Ce rôle, l’armée l’a pleinement joué en poussant Chadli Bendjedid à la démission. Elle l’a encore exercé en 1994, date de fin de mission du HCE, quand elle a essayé de convaincre l’actuel président, Abdelaziz Bouteflika, d’accepter de prendre les destinées du pays jusqu’à ce que les conditions soient réunies pour organiser des élections présidentielles, pour, devant son refus, se rabattre sur Liamine Zeroual.
Ce rôle, l’armée le jouera encore quand elle a poussé Zeroual à la démission en septembre 1998 en lui proposant une solution de crise dont il n’était pas du tout partisan. Et elle le jouera en lui trouvant un remplaçant en la personne qui lui a fait faux bond en 1994, Abdelaziz Bouteflika.
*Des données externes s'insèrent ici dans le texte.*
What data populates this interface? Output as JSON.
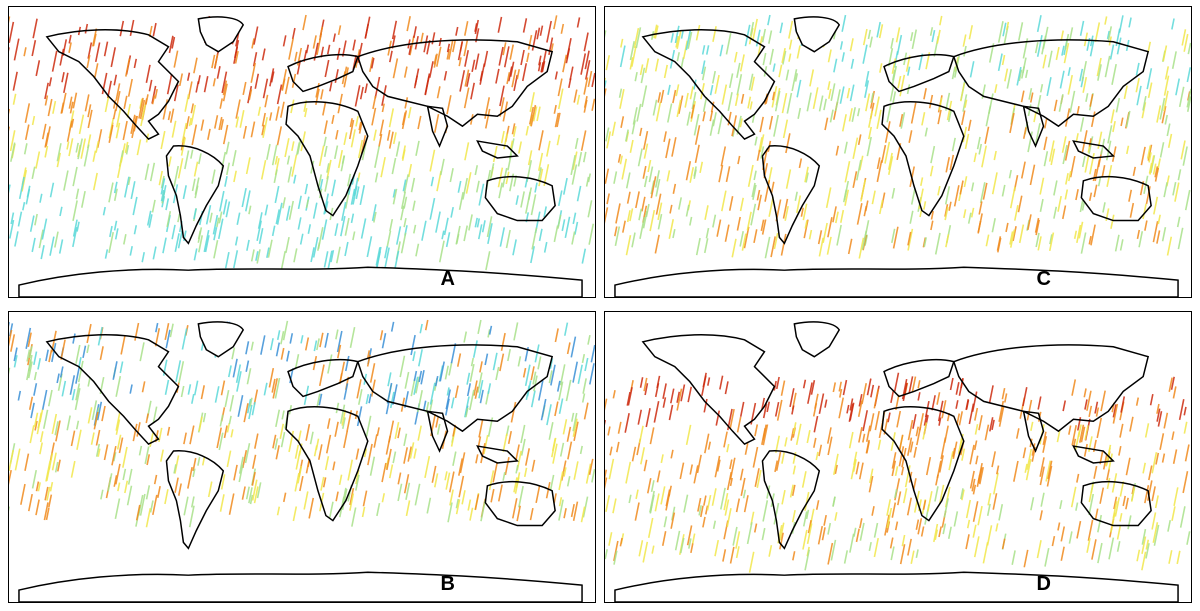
{
  "panels": [
    {
      "id": "A",
      "label": "A",
      "dominant": "warm-north"
    },
    {
      "id": "B",
      "label": "B",
      "dominant": "cool-north"
    },
    {
      "id": "C",
      "label": "C",
      "dominant": "mild"
    },
    {
      "id": "D",
      "label": "D",
      "dominant": "hot-tropics"
    }
  ],
  "colors": {
    "red": "#cc2a0e",
    "orange": "#f08a1c",
    "yellow": "#f1e64a",
    "lightgreen": "#a8e08a",
    "cyan": "#5ad8d8",
    "blue": "#3a8fd6",
    "coast": "#000000",
    "frame": "#000000"
  }
}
Ce dernier, à peine investi de ses nouvelles responsabilités, n’avait-il pas avoué qu’il n’était pas autorisé à franchir certaines lignes rouges ? Aujourd’hui, l’armée déclare sa neutralité. Quel crédit accorder à cette déclaration quand on voit que cette institution ne s’est jamais retirée de la vie politique bien que l’ayant décidé après la Constitution de 1989 ? Le pays vivant toujours en état d’urgence, l’armée algérienne peut-elle réellement ne pas jouer un rôle dans la vie politique ? Le général Lamari a beau affirmer que l’institution qu’il représente acceptera les résultats de l’élection présidentielle quels qu’ils soient, et qu’il est donc temps aux politiques de se débrouiller tout seuls, l’Algérien restera sceptique, habitué qu’il est au fait que rien ne se fait sans l’aval des militaires.
Ou bien doit-on s’obliger à croire que l’armée, fatiguée de servir d’exutoire à toutes les erreurs commises par d’autres, veut mettre un terme à des pratiques qu’elle veut remiser à tout jamais au placard ? A. B.